The number one priority of our Army today is readiness and one key component of readiness is Soldier deployability. The Army is preparing to launch a suite of new tools to help leaders manage the medical readiness and deployability of Soldiers. Munson Army Health Center is taking all measures to make sure that providers and support staff are trained on the new policies, procedures and profiling system that will go into effect on June 1. Dianna Wolfe, Munson's Medical Readiness Care Coordinator, is conducting trainings for the medical staff and commanders on Fort Leavenworth. "There are some big changes that soldiers need to be aware of. With the new implementations, temporary profiles will no longer have built in recovery time and permanent profiles that are currently in the profile system will need to be rewritten within the next 15 months." said Wolfe. "In addition, with the new temporary profiles the Soldier may be able to take an APFT while on profile." Ms. Wolfe said.
Profiles are a form of communication between the health care provider and the unit Commander. Ms. Wolfe stated that "the profiles are no longer recommendations to the Commander; they are instructions from the provider. This is a huge change for the Commanders."

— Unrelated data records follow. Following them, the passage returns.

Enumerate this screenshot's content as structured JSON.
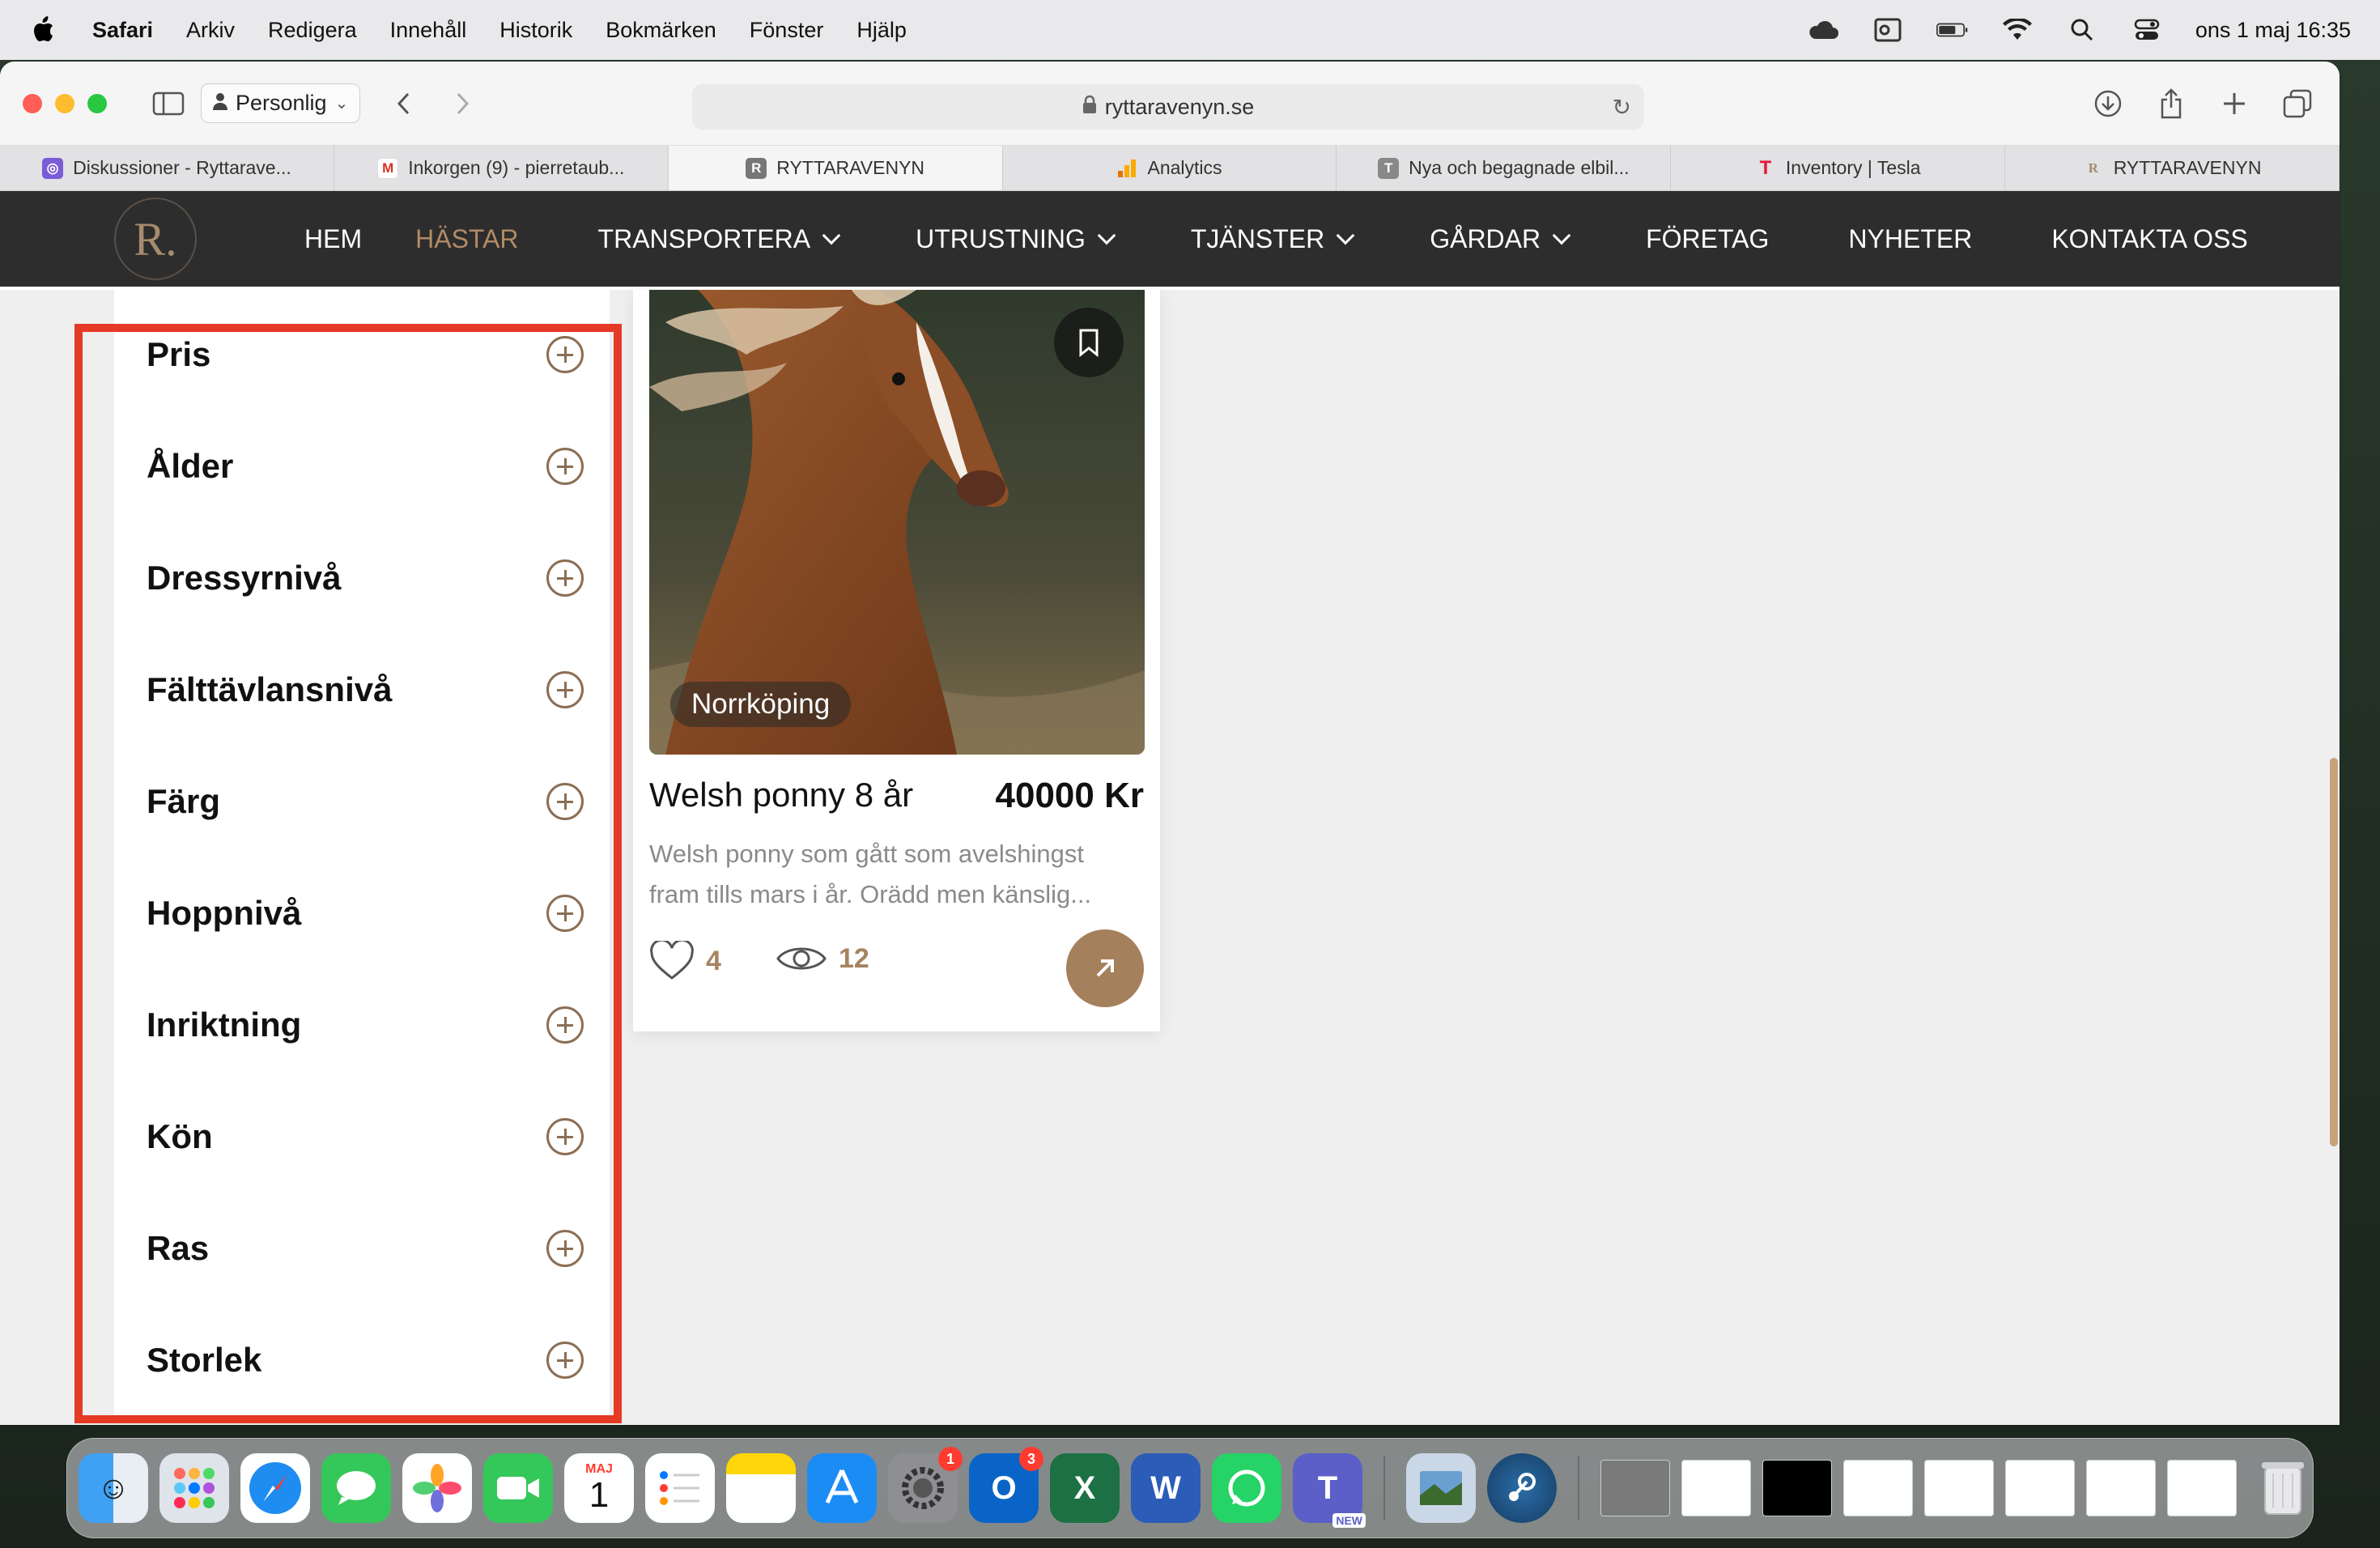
{
  "menubar": {
    "app_name": "Safari",
    "items": [
      "Arkiv",
      "Redigera",
      "Innehåll",
      "Historik",
      "Bokmärken",
      "Fönster",
      "Hjälp"
    ],
    "clock": "ons 1 maj 16:35"
  },
  "browser": {
    "profile": "Personlig",
    "url": "ryttaravenyn.se",
    "tabs": [
      {
        "label": "Diskussioner - Ryttarave...",
        "icon": "forum-icon"
      },
      {
        "label": "Inkorgen (9) - pierretaub...",
        "icon": "gmail-icon"
      },
      {
        "label": "RYTTARAVENYN",
        "icon": "r-favicon",
        "active": true
      },
      {
        "label": "Analytics",
        "icon": "analytics-icon"
      },
      {
        "label": "Nya och begagnade elbil...",
        "icon": "t-favicon"
      },
      {
        "label": "Inventory | Tesla",
        "icon": "tesla-icon"
      },
      {
        "label": "RYTTARAVENYN",
        "icon": "r-favicon"
      }
    ]
  },
  "site": {
    "logo_letter": "R.",
    "nav": [
      {
        "label": "HEM",
        "dropdown": false
      },
      {
        "label": "HÄSTAR",
        "dropdown": false,
        "active": true
      },
      {
        "label": "TRANSPORTERA",
        "dropdown": true
      },
      {
        "label": "UTRUSTNING",
        "dropdown": true
      },
      {
        "label": "TJÄNSTER",
        "dropdown": true
      },
      {
        "label": "GÅRDAR",
        "dropdown": true
      },
      {
        "label": "FÖRETAG",
        "dropdown": false
      },
      {
        "label": "NYHETER",
        "dropdown": false
      },
      {
        "label": "KONTAKTA OSS",
        "dropdown": false
      }
    ]
  },
  "filters": [
    "Pris",
    "Ålder",
    "Dressyrnivå",
    "Fälttävlansnivå",
    "Färg",
    "Hoppnivå",
    "Inriktning",
    "Kön",
    "Ras",
    "Storlek"
  ],
  "listing": {
    "location": "Norrköping",
    "title": "Welsh ponny 8 år",
    "price": "40000 Kr",
    "description": "Welsh ponny som gått som avelshingst fram tills mars i år. Orädd men känslig...",
    "likes": "4",
    "views": "12"
  },
  "colors": {
    "accent": "#a5805c",
    "nav_bg": "#2d2d2d",
    "highlight": "#e53a25"
  },
  "dock": {
    "calendar_month": "MAJ",
    "calendar_day": "1",
    "settings_badge": "1",
    "outlook_badge": "3",
    "teams_tag": "NEW"
  }
}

Another big change is the introduction of the Commander's portal that will allow Commanders and senior NCOs to have better visibility on their Soldier's deployability. After June 1, Commanders can view all essential readiness information in one convenient portal. "The commander's portal is intended to be a one-stop shop for medical readiness and deployability information. Command teams will have the ability to see their unit and their Soldiers in ways that previously required homegrown spreadsheet trackers or stubby pencil tracking." Unit leaders will also have the ability to contact the profile writers directly through the portal. Training on the use of the Commander's portal is also underway by trainers in units across the installation. The initial roll out will allow company command teams to see their formations while subsequent roll-outs will provide a view on larger units such as battalions and brigades.
Training will continue until June 1 for the medical teams and the Commanders. "This is a culture change in the Army and the medical community, resulting in better communication, better visibility of the Soldier's medical deployability status and this change will ultimately improve the wellbeing of the soldier." added Ms. Wolfe.